In this example, the guardian is expected to provide monitoring results during the following time windows:

  • from midnight (12:00 AM) until 2:30 AM.
  • from midday (12:00 PM) until 2:30 PM.

Scenario:

  • suppose it’s 3:00 PM, and the result for the midday to 2:30 PM window has not been received yet
  • in this case, the guardian has missed the 2:30 PM deadline for providing the monitoring result within the tolerance window (which is PT2H30M or 2.5 hours from the scheduled time: 12:00 AM)
  • a warning will appear both on the data contract page and the graph in the Witboost Marketplace. It will remain visible until the monitoring result is finally received
note

Checks on the monitoring result scheduling are run only once the guardian with the scheduling spec is deployed.

Infrastructure template

The infrastructureTemplateId field in the descriptor of a component identifies a microservice — a tech adapter — responsible for managing the component's provisioning.

The infrastructureTemplateId for a guardian component must be associated with a dedicated computational policy to collect validation results from the guardian.

warning

Ensure with your Platform Team that the infrastructureTemplateId assigned to the guardian has been registered as a valid guardian infrastructure template ID.

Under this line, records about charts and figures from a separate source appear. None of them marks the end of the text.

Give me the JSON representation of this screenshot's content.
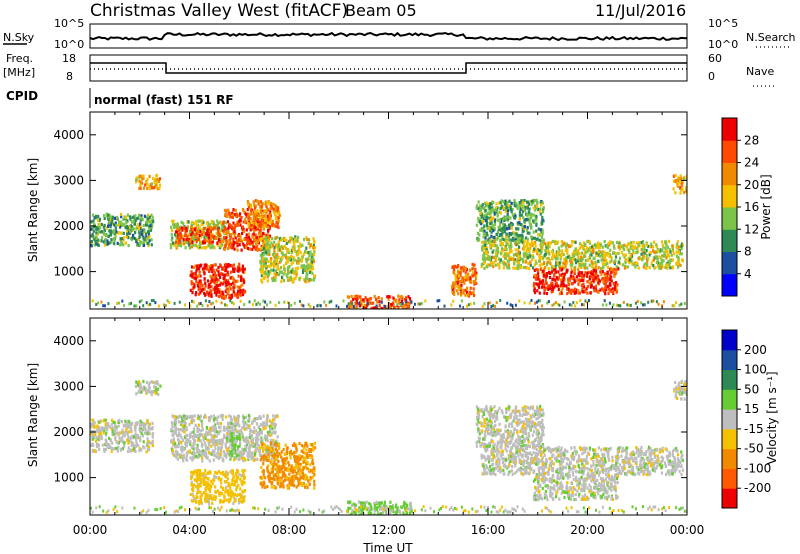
{
  "header": {
    "station": "Christmas Valley West (fitACF)",
    "beam": "Beam 05",
    "date": "11/Jul/2016"
  },
  "noise_panel": {
    "left_label": "N.Sky",
    "right_label": "N.Search",
    "left_ticks": [
      "10^5",
      "10^0"
    ],
    "right_ticks": [
      "10^5",
      "10^0"
    ]
  },
  "freq_panel": {
    "left_label_1": "Freq.",
    "left_label_2": "[MHz]",
    "right_label": "Nave",
    "left_ticks": [
      "18",
      "8"
    ],
    "right_ticks": [
      "60",
      "0"
    ],
    "cpid_label": "CPID"
  },
  "cpid_text": "normal (fast) 151 RF",
  "colors": {
    "power": [
      "#0000ff",
      "#1c4fa0",
      "#2e8a55",
      "#7cc44a",
      "#f5c000",
      "#f08a00",
      "#ff4a00",
      "#ee0000"
    ],
    "velocity": [
      "#ee0000",
      "#ff5a00",
      "#f28a00",
      "#f5c000",
      "#bebebe",
      "#66cc33",
      "#2e8a55",
      "#1c4fa0",
      "#0000cc"
    ]
  },
  "power_colorbar": {
    "label": "Power [dB]",
    "ticks": [
      "28",
      "24",
      "20",
      "16",
      "12",
      "8",
      "4"
    ]
  },
  "velocity_colorbar": {
    "label": "Velocity [m s⁻¹]",
    "ticks": [
      "200",
      "100",
      "50",
      "15",
      "-15",
      "-50",
      "-100",
      "-200"
    ]
  },
  "chart_data": [
    {
      "type": "heatmap",
      "name": "power",
      "title": "",
      "xlabel": "",
      "ylabel": "Slant Range [km]",
      "xlim": [
        0,
        24
      ],
      "ylim": [
        180,
        4500
      ],
      "y_ticks": [
        1000,
        2000,
        3000,
        4000
      ],
      "colorbar": {
        "label": "Power [dB]",
        "ticks": [
          4,
          8,
          12,
          16,
          20,
          24,
          28
        ]
      },
      "regions": [
        {
          "t0": 0.0,
          "t1": 2.5,
          "r0": 1600,
          "r1": 2300,
          "power": 12
        },
        {
          "t0": 1.8,
          "t1": 2.8,
          "r0": 2850,
          "r1": 3150,
          "power": 20
        },
        {
          "t0": 3.2,
          "t1": 5.5,
          "r0": 1550,
          "r1": 2150,
          "power": 16
        },
        {
          "t0": 3.4,
          "t1": 5.2,
          "r0": 1650,
          "r1": 2000,
          "power": 26
        },
        {
          "t0": 4.0,
          "t1": 6.2,
          "r0": 450,
          "r1": 1200,
          "power": 28
        },
        {
          "t0": 5.3,
          "t1": 7.2,
          "r0": 1500,
          "r1": 2400,
          "power": 26
        },
        {
          "t0": 6.3,
          "t1": 7.6,
          "r0": 2000,
          "r1": 2600,
          "power": 22
        },
        {
          "t0": 6.8,
          "t1": 9.0,
          "r0": 800,
          "r1": 1800,
          "power": 16
        },
        {
          "t0": 10.3,
          "t1": 12.9,
          "r0": 200,
          "r1": 500,
          "power": 26
        },
        {
          "t0": 14.5,
          "t1": 15.5,
          "r0": 500,
          "r1": 1200,
          "power": 24
        },
        {
          "t0": 15.5,
          "t1": 18.2,
          "r0": 1700,
          "r1": 2600,
          "power": 12
        },
        {
          "t0": 15.7,
          "t1": 23.8,
          "r0": 1100,
          "r1": 1700,
          "power": 16
        },
        {
          "t0": 17.8,
          "t1": 21.2,
          "r0": 550,
          "r1": 1100,
          "power": 28
        },
        {
          "t0": 23.4,
          "t1": 24.0,
          "r0": 2750,
          "r1": 3150,
          "power": 20
        }
      ]
    },
    {
      "type": "heatmap",
      "name": "velocity",
      "title": "",
      "xlabel": "Time UT",
      "ylabel": "Slant Range [km]",
      "xlim": [
        0,
        24
      ],
      "ylim": [
        180,
        4500
      ],
      "x_ticks": [
        "00:00",
        "04:00",
        "08:00",
        "12:00",
        "16:00",
        "20:00",
        "00:00"
      ],
      "y_ticks": [
        1000,
        2000,
        3000,
        4000
      ],
      "colorbar": {
        "label": "Velocity [m s⁻¹]",
        "ticks": [
          -200,
          -100,
          -50,
          -15,
          15,
          50,
          100,
          200
        ]
      },
      "regions": [
        {
          "t0": 0.0,
          "t1": 2.5,
          "r0": 1600,
          "r1": 2300,
          "velocity": 0
        },
        {
          "t0": 1.8,
          "t1": 2.8,
          "r0": 2850,
          "r1": 3150,
          "velocity": 0
        },
        {
          "t0": 3.2,
          "t1": 7.5,
          "r0": 1400,
          "r1": 2400,
          "velocity": 0
        },
        {
          "t0": 5.6,
          "t1": 6.0,
          "r0": 1500,
          "r1": 2000,
          "velocity": 30
        },
        {
          "t0": 4.0,
          "t1": 6.2,
          "r0": 450,
          "r1": 1200,
          "velocity": -30
        },
        {
          "t0": 6.8,
          "t1": 9.0,
          "r0": 800,
          "r1": 1800,
          "velocity": -60
        },
        {
          "t0": 10.3,
          "t1": 12.9,
          "r0": 200,
          "r1": 500,
          "velocity": 25
        },
        {
          "t0": 15.5,
          "t1": 18.2,
          "r0": 1700,
          "r1": 2600,
          "velocity": 0
        },
        {
          "t0": 15.7,
          "t1": 23.8,
          "r0": 1100,
          "r1": 1700,
          "velocity": 0
        },
        {
          "t0": 17.8,
          "t1": 21.2,
          "r0": 550,
          "r1": 1100,
          "velocity": 0
        },
        {
          "t0": 23.4,
          "t1": 24.0,
          "r0": 2750,
          "r1": 3150,
          "velocity": 0
        }
      ]
    }
  ]
}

Constraints and validations

When a system includes data contracts and guardians, Witboost checks for the following conditions. If any are violated, you will not be able to create a release from the system descriptor, and an error message will list the issues.

AssertionNotes
A data contract component (__dataContractEnabled: true) cannot contain a data contract subcomponent (__dataContractEnabled: true)Subcomponents may still declare a dataContract property, as in the Distributed Data Contract scenario described above
A data contract component must be consumable (consumable: true) or contain at least one consumable subcomponentA consumable component cannot be parent of a consumable subcomponent
A data contract guardian can only guard data contracts defined within its parent system descriptor (__dataContractGuardianSpec.guards[i].dataContractId)This ensures the data contract and its guardian are part of the same system and get deployed together

Additional governance policies, defined by your Platform or Governance Team, may be applied to verify data contract structure and completeness based on organizational requirements. These will be checked when testing or deploying a system descriptor.